Prepare STL, a grassroots COVID-19 education campaign that worked to address inequities in the St. Louis region’s pandemic response aims to broaden their work to impact health inequities more broadly. Brown, who is among the leaders in the campaign, said that includes helping residents apply and access Medicaid expansion so “they feel more confident in our healthcare system than they have before.”
Sumpter, who chairs the Regional Health Commission’s patient advisory committee, has been waiting for over two months on whether her application was approved.

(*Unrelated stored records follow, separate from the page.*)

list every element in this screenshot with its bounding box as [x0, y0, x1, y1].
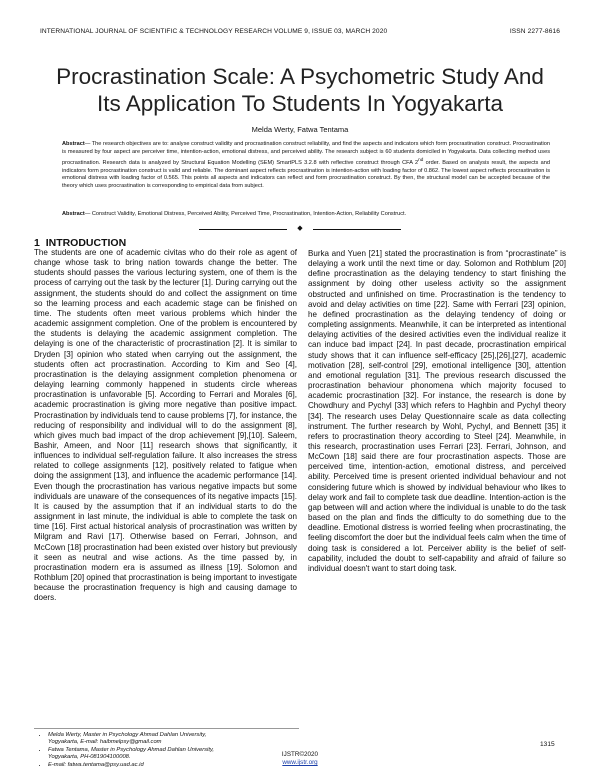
keywords [62, 211, 550, 218]
page-number: 1315 [540, 741, 555, 748]
journal-url-link[interactable]: www.ijstr.org [282, 759, 318, 766]
section-title: INTRODUCTION [45, 237, 127, 249]
footnote-item: • E-mail: fatwa.tentama@psy.uad.ac.id [48, 762, 299, 769]
footnote-rule [34, 728, 299, 729]
abstract [62, 141, 550, 190]
left-column [34, 248, 297, 603]
section-divider [0, 225, 600, 234]
left-column-text: The students are one of academic civitas who do their role as agent of change whose task to bring nation towards change the better. The students should passes the various lecturing system, one of them is the process of carrying out the task by the lecturer [1]. During carrying out the assignment, the students should do and collect the assignment on time so the learning process and each academic stage can be finished on time. The students often meet various problems which hinder the academic assignment completion. One of the problem is encountered by the students is delaying the academic assignment completion. The delaying is one of the characteristic of procrastination [2]. It is similar to Dryden [3] opinion who stated when carrying out the assignment, the students often act procrastination. According to Kim and Seo [4], procrastination is the delaying assignment completion phenomena or delaying learning commonly happened in students circle whereas procrastination is unfavorable [5]. According to Ferrari and Morales [6], academic procrastination is giving more negative than positive impact. Procrastination by individuals tend to cause problems [7], for instance, the reducing of responsibility and individual will to do the assignment [8], which gives much bad impact of the drop achievement [9],[10]. Saleem, Bashir, Ameen, and Noor [11] research shows that significantly, it influences to individual self-regulation failure. It also increases the stress related to college assignments [12], positively related to fatigue when doing the assignment [13], and influence the academic performance [14]. Even though the procrastination has various negative impacts but some individuals are unaware of the consequences of its negative impacts [15]. It is caused by the assumption that if an individual starts to do the assignment in last minute, the individual is able to complete the task on time [16]. First actual historical analysis of procrastination was written by Milgram and Ravi [17]. Otherwise based on Ferrari, Johnson, and McCown [18] procrastination had been existed over history but previously it seen as neutral and wise actions. As the time passed by, in procrastination modern era is assumed as illness [19]. Solomon and Rothblum [20] opined that procrastination is being important to investigate because the procrastination frequency is high and causing damage to doers. [34, 248, 298, 603]
footnote-item: • Fatwa Tentama, Master in Psychology Ahmad Dahlan University, Yogyakarta, PH-081904100008. [48, 747, 299, 762]
journal-header [40, 28, 560, 35]
page-footer [0, 751, 600, 767]
authors: Melda Werty, Fatwa Tentama [251, 125, 349, 134]
journal-name: INTERNATIONAL JOURNAL OF SCIENTIFIC & TECHNOLOGY RESEARCH VOLUME 9, ISSUE 03, MARCH 2020 [40, 28, 388, 35]
diamond-icon: ◆ [297, 225, 303, 232]
title-line-1: Procrastination Scale: A Psychometric Study And [56, 64, 544, 89]
keywords-text: — Construct Validity, Emotional Distress, Perceived Ability, Perceived Time, Procrastination, Intention-Action, Reliability Construct. [84, 211, 407, 217]
keywords-label: Abstract [62, 211, 85, 217]
section-number: 1 [34, 237, 40, 249]
abstract-text-2: order. Based on analysis result, the aspects and indicators form procrastination construct is valid and reliable. The dominant aspect reflects procrastination is intention-action with loading factor of 0.862. The lowest aspect reflects procrastination is emotional distress with loading factor of 0.565. This points all aspects and indicators can reflect and form procrastination construct. By then, the structural model can be accepted because of the theory which uses procrastination is corresponding to empirical data from subject. [62, 160, 550, 189]
title-line-2: Its Application To Students In Yogyakarta [96, 91, 504, 116]
abstract-superscript: nd [418, 157, 424, 163]
abstract-label: Abstract [62, 141, 85, 147]
paper-title [20, 63, 580, 117]
divider-line-left [199, 229, 287, 230]
divider-line-right [313, 229, 401, 230]
copyright: IJSTR©2020 [281, 751, 319, 758]
footnote-item: • Melda Werty, Master in Psychology Ahmad Dahlan University, Yogyakarta, E-mail: haibmelpsy@gmail.com [48, 732, 299, 747]
right-column [308, 249, 566, 574]
issn: ISSN 2277-8616 [509, 28, 560, 35]
abstract-text-1: — The research objectives are to: analyse construct validity and procrastination construct reliability, and find the aspects and indicators which form procrastination construct. Procrastination is measured by four aspect are perceiver time, intention-action, emotional distress, and perceived ability. The research subject is 60 students domiciled in Yogyakarta. Data collecting method uses procrastination. Research data is analyzed by Structural Equation Modelling (SEM) SmartPLS 3.2.8 with reflective construct through CFA 2 [62, 141, 550, 167]
right-column-text: Burka and Yuen [21] stated the procrastination is from “procrastinate” is delaying a work until the next time or day. Solomon and Rothblum [20] define procrastination as the delaying tendency to start finishing the assignment by doing other useless activity so the assignment obstructed and unfinished on time. Procrastination is the tendency to avoid and delay activities on time [22]. Same with Ferrari [23] opinion, he defined procrastination as the delaying tendency of doing or completing assignments. Meanwhile, it can be interpreted as intentional delaying activities of the desired activities even the individual realize it can induce bad impact [24]. In past decade, procrastination empirical study shows that it can influence self-efficacy [25],[26],[27], academic motivation [28], self-control [29], emotional intelligence [30], attention and emotional regulation [31]. The previous research discussed the procrastination behaviour phonomena which majority focused to academic procrastination [32]. For instance, the research is done by Chowdhury and Pychyl [33] which refers to Haghbin and Pychyl theory [34]. The research uses Delay Questionnaire scale as data collecting instrument. The further research by Wohl, Pychyl, and Bennett [35] it refers to procrastination theory according to Steel [24]. Meanwhile, in this research, procrastination uses Ferrari [23]. Ferrari, Johnson, and McCown [18] said there are four procrastination aspects. Those are perceived time, intention-action, emotional distress, and perceived ability. Perceived time is present oriented individual behaviour and not considering future which is showed by individual behaviour who likes to delay work and fail to complete task due deadline. Intention-action is the gap between will and action where the individual is unable to do the task based on the plan and finds the difficulty to do something due to the deadline. Emotional distress is worried feeling when procrastinating, the feeling discomfort the doer but the individual feels calm when the time of doing task is considered a lot. Perceiver ability is the belief of self-capability, included the doubt to self-capability and afraid of failure so individual doesn't want to start doing task. [308, 249, 566, 573]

Sumpter has sickle cell disease, and getting the care she needs has long been a frustrating ordeal, from feeling like her experiences aren’t being taken seriously by healthcare providers to seeing firsthand how “all health insurances aren’t created equal.”

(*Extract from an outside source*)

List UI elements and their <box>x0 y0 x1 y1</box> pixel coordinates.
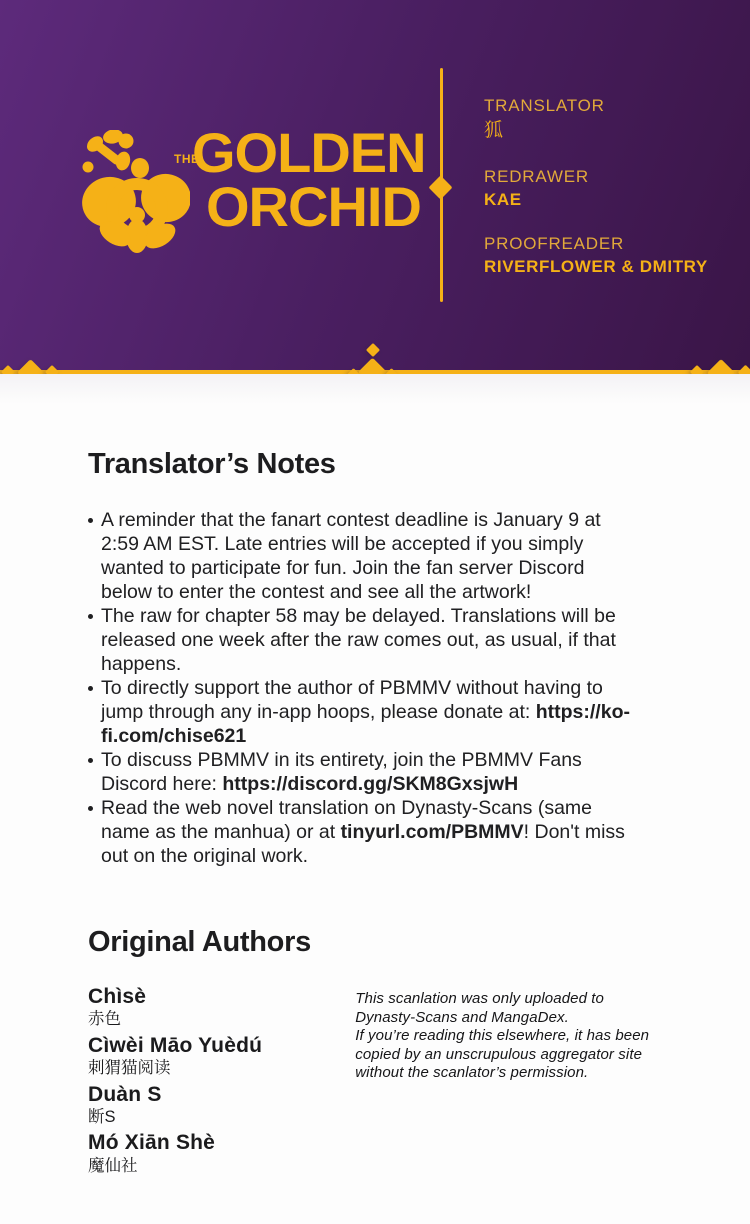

Receiving coverage under expanded Medicaid would help relieve the stress of worrying about expensive medical bills and help her focus on supporting her family, including her three-year-old son Zacheriah.
“I don’t get everything that I necessarily want, but I have everything that I need,” Sumpter said. “Whereas, I see family and friends who aren’t approved for Medicaid where they really go without their needs being met. And that is just egregious.”
As the state struggles to work through its current backlog of Medicaid applications, advocates are concerned the looming end to the federal declaration of a public health emergency may cause even more administrative issues.
In January, the emergency was extended for another 90 days through mid-April. Federal officials have previously said they would provide states with 60 days’ notice ahead of any termination.
Because of the federal emergency declaration, Missourians have been able to continue to receive health care coverage through MO HealthNet amid the pandemic — even if their circumstances may have changed and they no longer qualify for benefits.
But once the emergency ends, the state will begin the process of redetermining participants’ eligibility. Those who don’t qualify for another program, like expanded eligibility under Medicaid expansion, are at risk of losing their health care.
A February report by the Georgetown University Center for Children and Families found that nationwide at least 6.7 million children are at risk of losing Medicaid coverage and becoming uninsured when the federal emergency declaration ends — and Missouri was one of the top states where children were especially at risk.
Poor administrative procedures were one factor that could contribute to the loss in coverage, and the report specifically highlighted Missouri’s use of LexisNexis to conduct address searches to verify eligibility.
After The Kansas City Star reported the system had erroneously flagged Missourians with out-of-state residents with the same name to cut off benefits, the Department of Social Services paused the practice.
Administrative hurdles have led to declines in coverage before. Between January 2018 and December 2019, roughly 100,000 kids lost Medicaid coverage. Advocates pointed to barriers in the renewal process, like a heavy reliance on paper forms and long call center holds, that contributed to the decline.
In February’s oversight committee meeting, Richardson said there are 1.2 million Missourians on Medicaid — and all but the recently enrolled will have to go through the redetermination process when the emergency declaration ends.
“Obviously,” Richardson said, “there’ll be a lot of work on the state’s part to sequence that and to get that done expeditiously.”